Over the comms, Juno can hear the faint taps of Rita’s rapid typing. “I can take out their comms,” she says, “but they’ve got analog gear. The blasters are shielded, and the fabric has iron magnets sewn into it, not electromagnets. I could try to distract them, but I ain’t got a lotta options—their visors are real old-fashioned, and all I can do is turn the lights on and off in the hall.”

“So we’re fighting them,” Juno says. “They know to expect us. They’ll know we aren’t Dark Matters.”

Buddy nods. “I do believe it’s our only option.”

“Well, shit. Rita, are there any more between them and Ransom’s cell?”

“Nope! They left it wide open. The door ain’t even guarded.”

“So why even leave a guard by the hall?” Juno wondered.

“That’s probably the ambush,” said Buddy. “They’ll come out when we’re fighting these two.”

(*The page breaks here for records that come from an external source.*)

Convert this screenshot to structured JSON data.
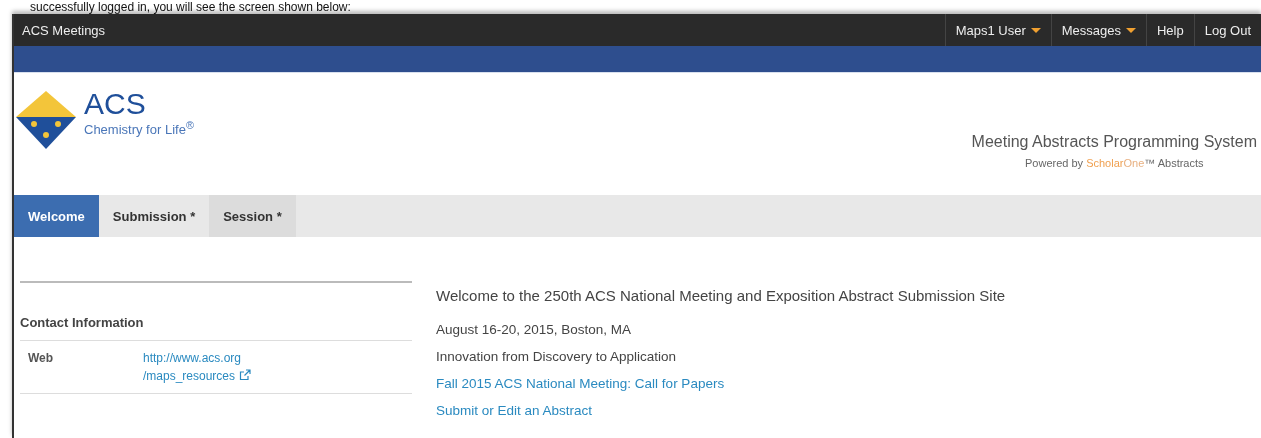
{
  "caption": "successfully logged in, you will see the screen shown below:",
  "top_bar": {
    "title": "ACS Meetings",
    "menu": [
      {
        "label": "Maps1 User",
        "dropdown": true
      },
      {
        "label": "Messages",
        "dropdown": true
      },
      {
        "label": "Help",
        "dropdown": false
      },
      {
        "label": "Log Out",
        "dropdown": false
      }
    ]
  },
  "header": {
    "logo_name": "ACS",
    "logo_tagline": "Chemistry for Life",
    "logo_tagline_mark": "®",
    "system_title": "Meeting Abstracts Programming System",
    "powered": {
      "prefix": "Powered by ",
      "brand_a": "Scholar",
      "brand_b": "One",
      "suffix": "™ Abstracts"
    }
  },
  "tabs": [
    {
      "label": "Welcome",
      "selected": true
    },
    {
      "label": "Submission *",
      "selected": false
    },
    {
      "label": "Session *",
      "selected": false
    }
  ],
  "contact": {
    "heading": "Contact Information",
    "rows": [
      {
        "label": "Web",
        "lines": [
          "http://www.acs.org",
          "/maps_resources"
        ]
      }
    ]
  },
  "main": [
    {
      "kind": "heading",
      "text": "Welcome to the 250th ACS National Meeting and Exposition Abstract Submission Site"
    },
    {
      "kind": "text",
      "text": "August 16-20, 2015, Boston, MA"
    },
    {
      "kind": "text",
      "text": "Innovation from Discovery to Application"
    },
    {
      "kind": "link",
      "text": "Fall 2015 ACS National Meeting: Call for Papers"
    },
    {
      "kind": "link",
      "text": "Submit or Edit an Abstract"
    }
  ]
}
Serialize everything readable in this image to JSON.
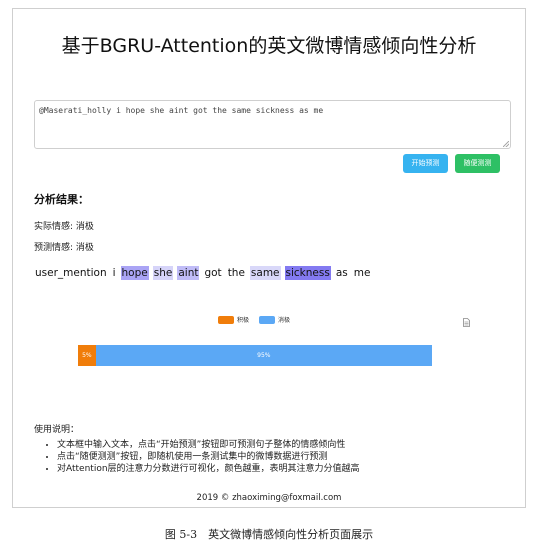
{
  "page": {
    "title": "基于BGRU-Attention的英文微博情感倾向性分析"
  },
  "input": {
    "value": "@Maserati_holly i hope she aint got the same sickness as me"
  },
  "buttons": {
    "predict": "开始预测",
    "random": "随便测测"
  },
  "results": {
    "heading": "分析结果：",
    "actual_label": "实际情感:",
    "actual_value": "消极",
    "predicted_label": "预测情感:",
    "predicted_value": "消极",
    "tokens": [
      {
        "text": "user_mention",
        "weight": 0.0
      },
      {
        "text": "i",
        "weight": 0.0
      },
      {
        "text": "hope",
        "weight": 0.55
      },
      {
        "text": "she",
        "weight": 0.15
      },
      {
        "text": "aint",
        "weight": 0.35
      },
      {
        "text": "got",
        "weight": 0.0
      },
      {
        "text": "the",
        "weight": 0.0
      },
      {
        "text": "same",
        "weight": 0.12
      },
      {
        "text": "sickness",
        "weight": 0.9
      },
      {
        "text": "as",
        "weight": 0.0
      },
      {
        "text": "me",
        "weight": 0.0
      }
    ]
  },
  "chart_data": {
    "type": "bar",
    "orientation": "horizontal-stacked",
    "legend_position": "top",
    "series": [
      {
        "name": "积极",
        "value": 5,
        "label": "5%",
        "color": "#f07d0a"
      },
      {
        "name": "消极",
        "value": 95,
        "label": "95%",
        "color": "#5ba8f5"
      }
    ]
  },
  "instructions": {
    "title": "使用说明：",
    "items": [
      "文本框中输入文本，点击“开始预测”按钮即可预测句子整体的情感倾向性",
      "点击“随便测测”按钮，即随机使用一条测试集中的微博数据进行预测",
      "对Attention层的注意力分数进行可视化，颜色越重，表明其注意力分值越高"
    ]
  },
  "footer": {
    "text": "2019 © zhaoximing@foxmail.com"
  },
  "caption": {
    "text": "图 5-3　英文微博情感倾向性分析页面展示"
  }
}
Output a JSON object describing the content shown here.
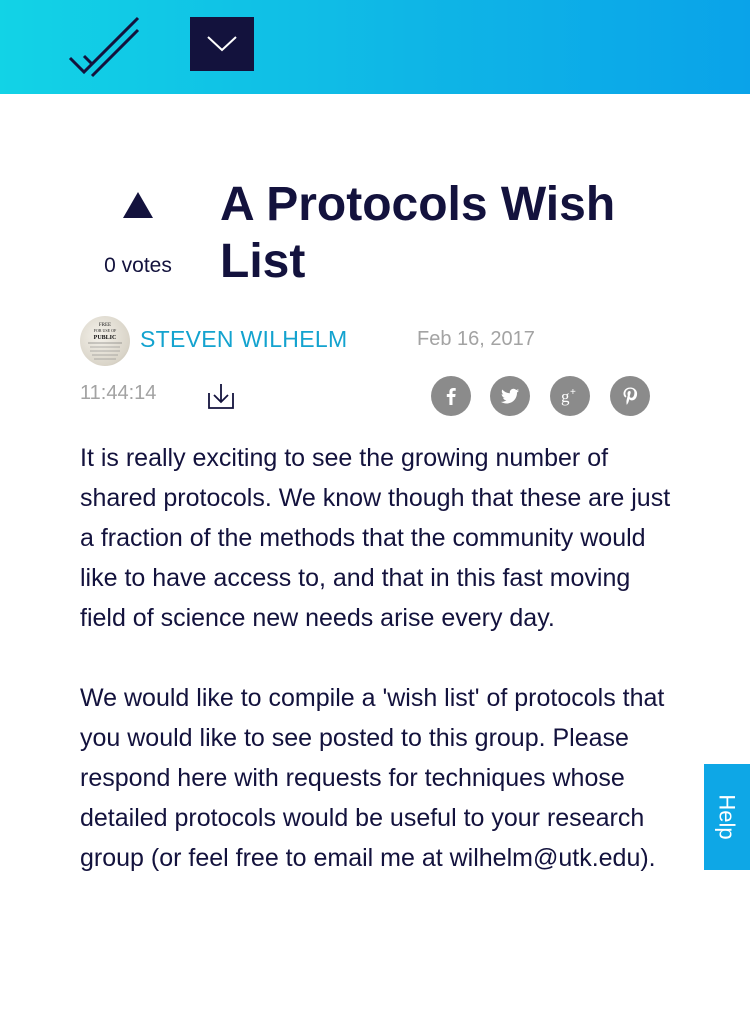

“So we don’t want to fight them.”

“Correct.”

“But we definitely can’t sneak past them.”

“Also correct.”

“Great.”

Juno pulls his gun from its holster and sets it to stun. Buddy does the same. 

“You’re ready for this, Juno,” she says.

Juno nods, his hand steadied by hundreds of hours of practice. His movements mirror Buddy’s perfectly. When they fire, they fire together, just like they have a thousand times before.

The guards don’t fall, but they do stumble. Juno and Buddy rush forward, and, bolstered by the thrumming knowledge that Nureyev is somewhere nearby, Juno collides with one of the guards.

Taking him down is easy. He hooks one arm around the guard’s neck as they fall, pulling until the guard stops struggling. Beside him, Buddy rips the other guard’s helmet off and pistol-whips her over the head. She falls to the ground with a heavy thud. Buddy stuns that guard for good measure, then removes the other one’s helmet and does the same. Juno nods—they won’t be getting up for a while.

As Buddy straightens, footsteps begin echoing down the hall. Juno and Buddy stand back-to-back, guns at the ready. 

_We’re coming,_ Juno thinks. _Just hold on._

A dozen guards round the corner on Juno’s side, and he assumes the same is happening behind him. Within seconds, laser fire fills the hall, filling Juno’s nose with the scent of ozone and singed fabric. Juno fires three times, and then the guards are upon them and everything is hell.

Juno takes one down with a sharp punch to the kidneys and spins, bringing his foot up to kick another in the side. Beside him, Buddy whirls, her red hair flying around her face. They fight with everything in them, tearing through Dark Matters agents with a speed that should be impossible. It still isn’t enough.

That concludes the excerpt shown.